Texas educators now have a slight roadmap on how to teach students history lessons that align with the “anti-critical race theory” law signed last year.
The State Board of Education approved minor changes Monday that included, for example, expanding on students’ skills so they can discern credible information. Doing so will allow them to “evaluate a variety of historical and contemporary sources for validity, credibility, bias and accuracy” and ways to “use voting as a method for group decision making,” according to state outlines.
The tweaks were an incremental step in Texas’ rewrite of state social studies standards that’s been derailed by political fighting. The minor adjustments were needed now to help schools comply with the new law that was touted as a tougher ban on critical race theory, though it was filled with vague language and did not use those three words.
Because of that, misunderstandings about what is critical race theory, often referred to as CRT, dotted Monday’s meeting.
“People have talked about critical race theory without understanding what it is,” board member Rebecca Bell-Metereau, D-San Marcos, said. “The definition has become that this is teaching children to not like each other on the basis of race, which is not a correct definition of critical race theory.”
One speaker, for example, decried CRT to the board members, saying it has to do with getting rid of Abraham Lincoln.
Chair Keven Ellis, R-Lufkin, said the changes are intended to give students a better understanding of civics.

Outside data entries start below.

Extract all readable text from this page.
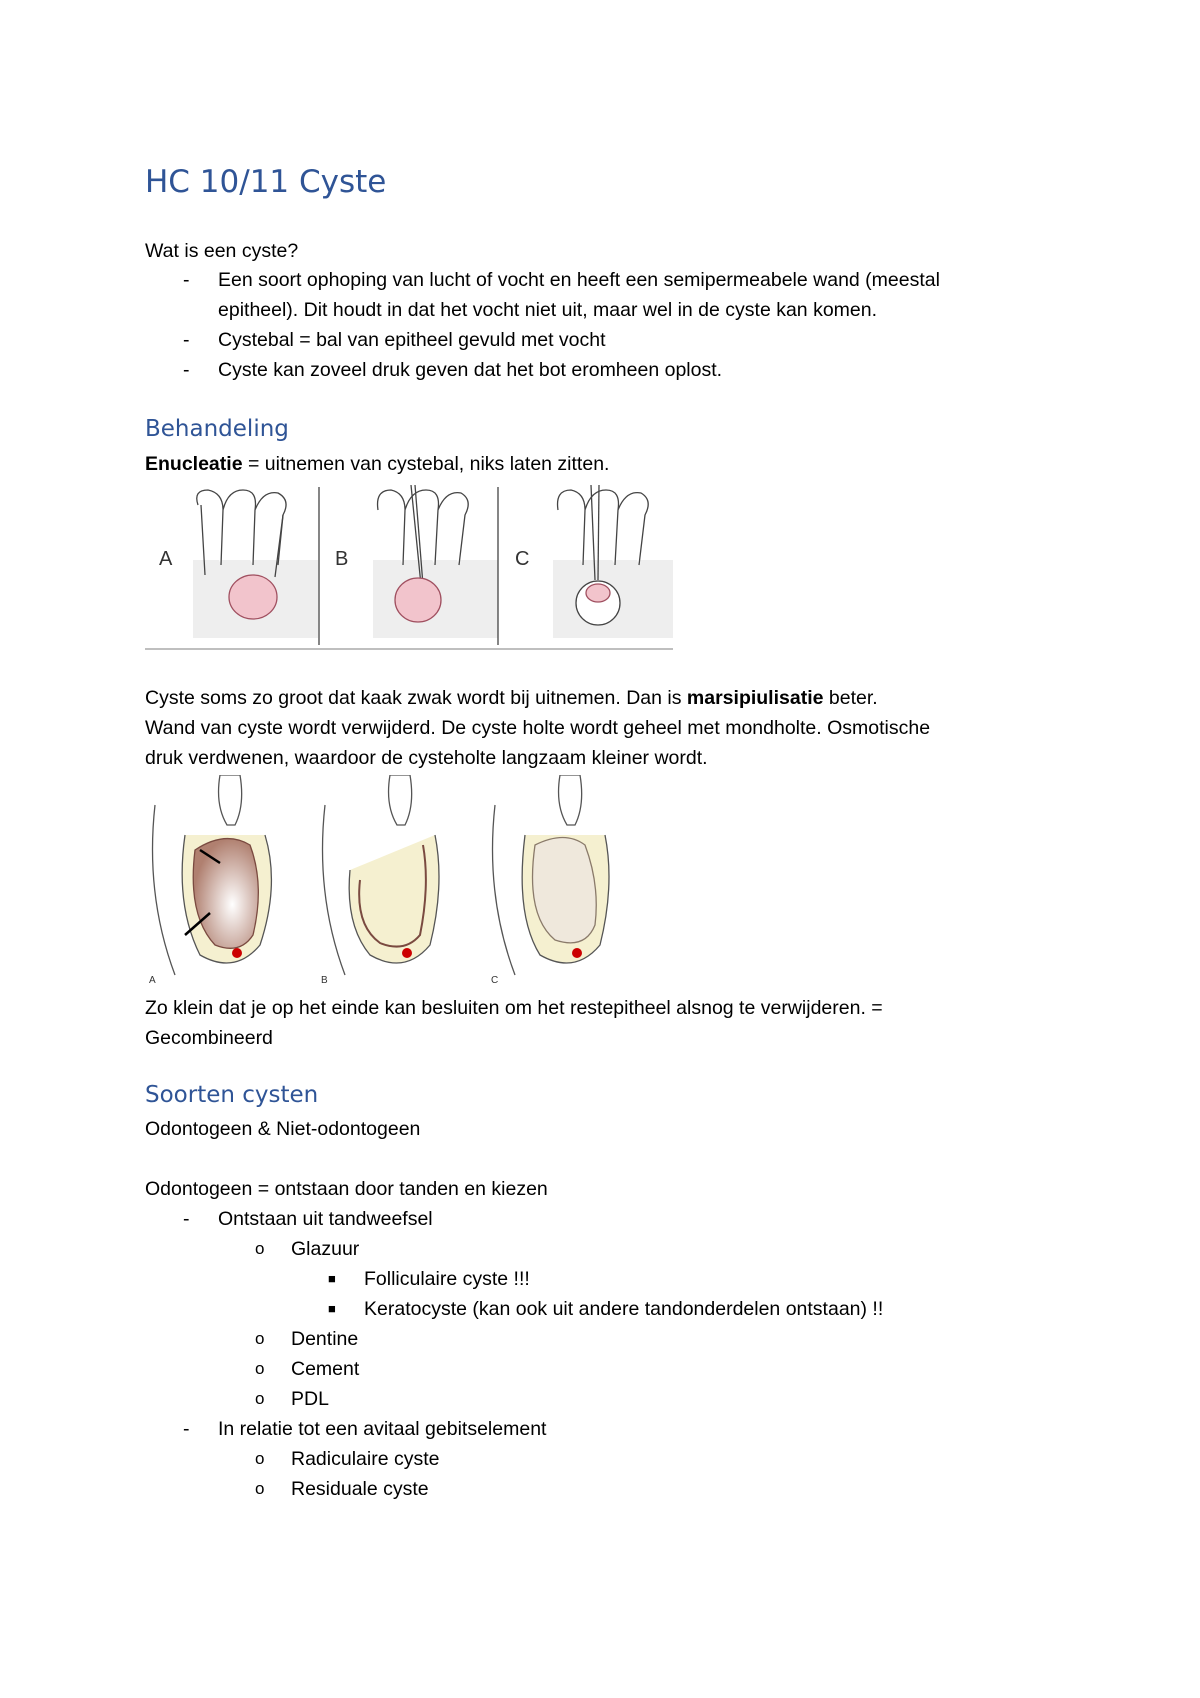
HC 10/11 Cyste
Wat is een cyste?
- Een soort ophoping van lucht of vocht en heeft een semipermeabele wand (meestal
epitheel). Dit houdt in dat het vocht niet uit, maar wel in de cyste kan komen.
- Cystebal = bal van epitheel gevuld met vocht
- Cyste kan zoveel druk geven dat het bot eromheen oplost.
Behandeling
Enucleatie = uitnemen van cystebal, niks laten zitten.
A	B	C
Cyste soms zo groot dat kaak zwak wordt bij uitnemen. Dan is marsipiulisatie beter.
Wand van cyste wordt verwijderd. De cyste holte wordt geheel met mondholte. Osmotische
druk verdwenen, waardoor de cysteholte langzaam kleiner wordt.
A	B	C
Zo klein dat je op het einde kan besluiten om het restepitheel alsnog te verwijderen. =
Gecombineerd
Soorten cysten
Odontogeen & Niet-odontogeen
Odontogeen = ontstaan door tanden en kiezen
- Ontstaan uit tandweefsel
o Glazuur
■ Folliculaire cyste !!!
■ Keratocyste (kan ook uit andere tandonderdelen ontstaan) !!
o Dentine
o Cement
o PDL
- In relatie tot een avitaal gebitselement
o Radiculaire cyste
o Residuale cyste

“We’re working right now mainly on skills – specific skills – how to balance things, fact and opinion, that sort of stuff,” member Pat Hardy, R-Fort Worth, said.
Those skills include how to actively listen and engage in civil discourse, including discourse with those who have different viewpoints.

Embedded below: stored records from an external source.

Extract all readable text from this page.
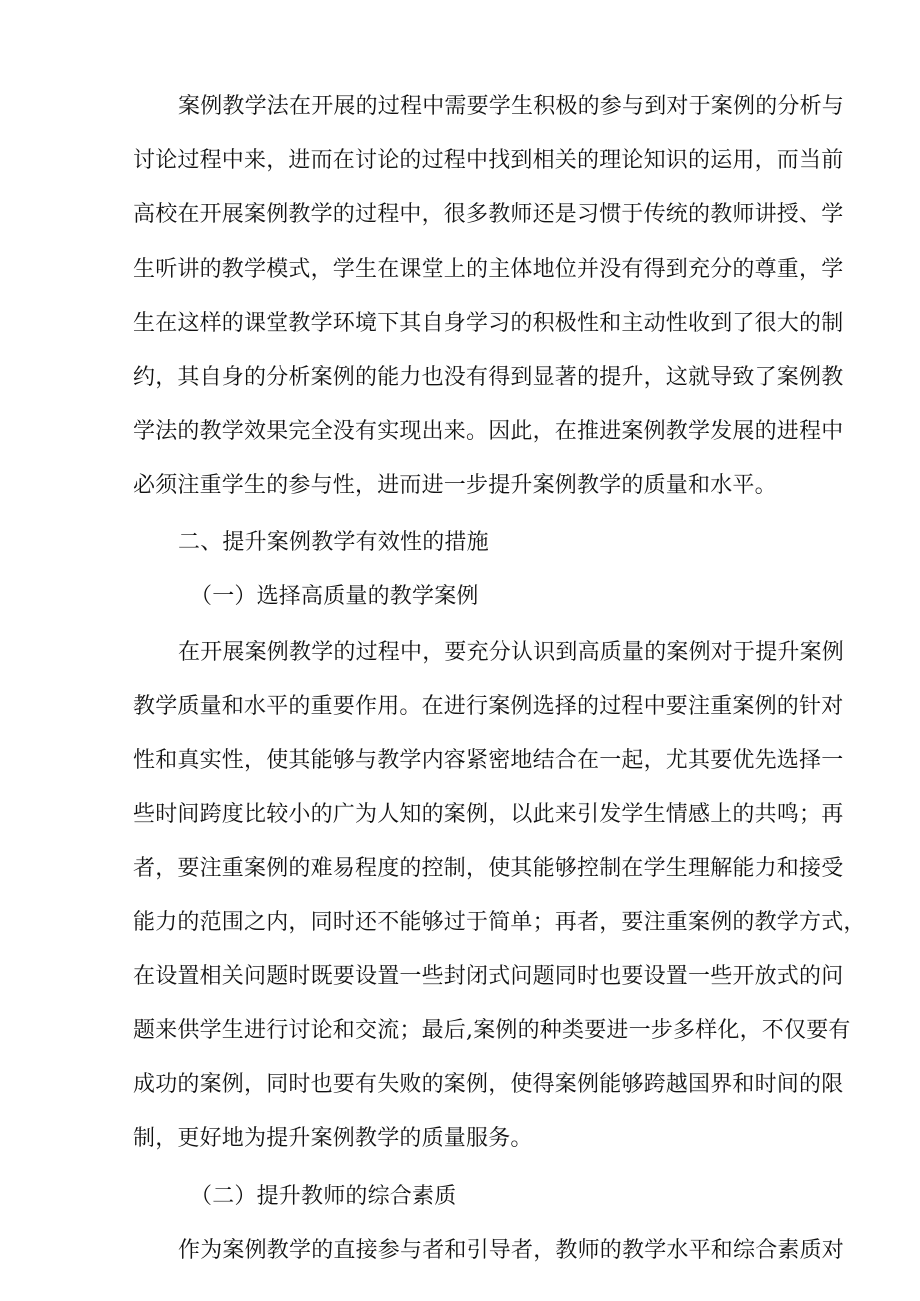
案例教学法在开展的过程中需要学生积极的参与到对于案例的分析与
讨论过程中来，进而在讨论的过程中找到相关的理论知识的运用，而当前
高校在开展案例教学的过程中，很多教师还是习惯于传统的教师讲授、学
生听讲的教学模式，学生在课堂上的主体地位并没有得到充分的尊重，学
生在这样的课堂教学环境下其自身学习的积极性和主动性收到了很大的制
约，其自身的分析案例的能力也没有得到显著的提升，这就导致了案例教
学法的教学效果完全没有实现出来。因此，在推进案例教学发展的进程中
必须注重学生的参与性，进而进一步提升案例教学的质量和水平。
二、提升案例教学有效性的措施
（一）选择高质量的教学案例
在开展案例教学的过程中，要充分认识到高质量的案例对于提升案例
教学质量和水平的重要作用。在进行案例选择的过程中要注重案例的针对
性和真实性，使其能够与教学内容紧密地结合在一起，尤其要优先选择一
些时间跨度比较小的广为人知的案例，以此来引发学生情感上的共鸣；再
者，要注重案例的难易程度的控制，使其能够控制在学生理解能力和接受
能力的范围之内，同时还不能够过于简单；再者，要注重案例的教学方式，
在设置相关问题时既要设置一些封闭式问题同时也要设置一些开放式的问
题来供学生进行讨论和交流；最后,案例的种类要进一步多样化，不仅要有
成功的案例，同时也要有失败的案例，使得案例能够跨越国界和时间的限
制，更好地为提升案例教学的质量服务。
（二）提升教师的综合素质
作为案例教学的直接参与者和引导者，教师的教学水平和综合素质对
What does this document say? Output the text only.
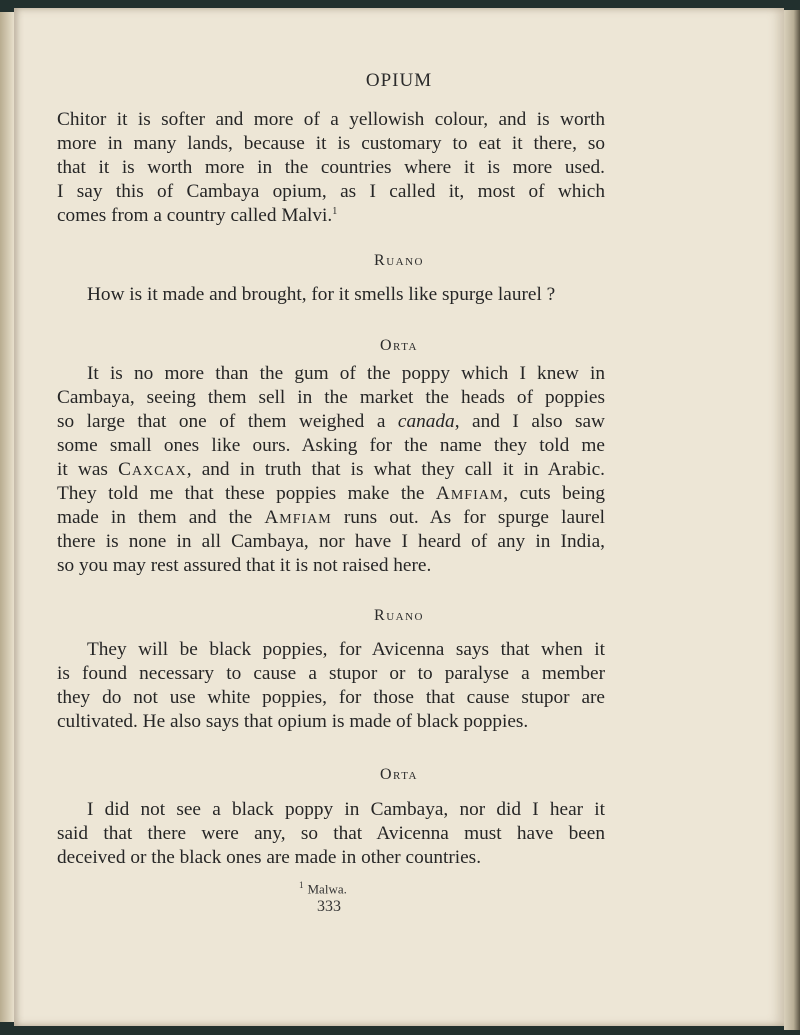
OPIUM

Chitor it is softer and more of a yellowish colour, and is worth

more in many lands, because it is customary to eat it there, so

that it is worth more in the countries where it is more used.

I say this of Cambaya opium, as I called it, most of which

comes from a country called Malvi.$^1$

Ruano
How is it made and brought, for it smells like spurge laurel ?
Orta

It is no more than the gum of the poppy which I knew in

Cambaya, seeing them sell in the market the heads of poppies

so large that one of them weighed a canada, and I also saw

some small ones like ours. Asking for the name they told me

it was Caxcax, and in truth that is what they call it in Arabic.

They told me that these poppies make the Amfiam, cuts being

made in them and the Amfiam runs out. As for spurge laurel

there is none in all Cambaya, nor have I heard of any in India,

so you may rest assured that it is not raised here.

Ruano

They will be black poppies, for Avicenna says that when it

is found necessary to cause a stupor or to paralyse a member

they do not use white poppies, for those that cause stupor are

cultivated. He also says that opium is made of black poppies.

Orta

I did not see a black poppy in Cambaya, nor did I hear it

said that there were any, so that Avicenna must have been

deceived or the black ones are made in other countries.

$^1$ Malwa.
333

Texas Education Agency staff presented an outline to state board members showing how existing lessons factor into the new law’s rules and making minor tweaks to standards.
Democratic board members unsuccessfully tried to include amendments Monday that would have added more women and diverse historical figures into the revised state standards, known as Texas Essential Knowledge and Skills.
Last month, the board voted to punt a broad revamp of how schools teach social studies until 2025. They were under tremendous pressure from conservative groups who opposed the proposed lesson plans and accused state board members of injecting critical race theory.
A vote on the revised standards, or TEKS, was originally expected to come later this year. But the board instead decided to only make limited changes this year to align lessons with the new law, Senate Bill 3.
The law prohibits teaching certain concepts about race; develops a civics training program for teachers; and largely bars schools from giving credit to students for advocacy work. It also urges educators to teach only that slavery and racism are “deviations” from the founding principles of the United States. Several founding fathers owned slaves.
It explicitly states that teachers can’t “require an understanding of The 1619 Project,” an award-winning initiative of The New York Times that sought to reframe American history around slavery’s consequences and the contributions of Black people.
It also instructs the state board to embed within the TEKS values like a “commitment to the United States and its form of government” and “a commitment to free speech and civil discourse.”
Critical race theory is an academic framework that probes the way policies and laws uphold systemic racism — such as in education, housing or criminal justice.
Among the tenets of critical race theory are that racism is commonplace; progress for underrepresented groups is encouraged only to the extent that changes benefit the status quo; and that concepts such as color-blindness and meritocracy are myths to be rejected.
Conservative pundits have conflated equity work in education — including diversity and inclusion efforts, anti-racism training and multicultural curricula — with the concept.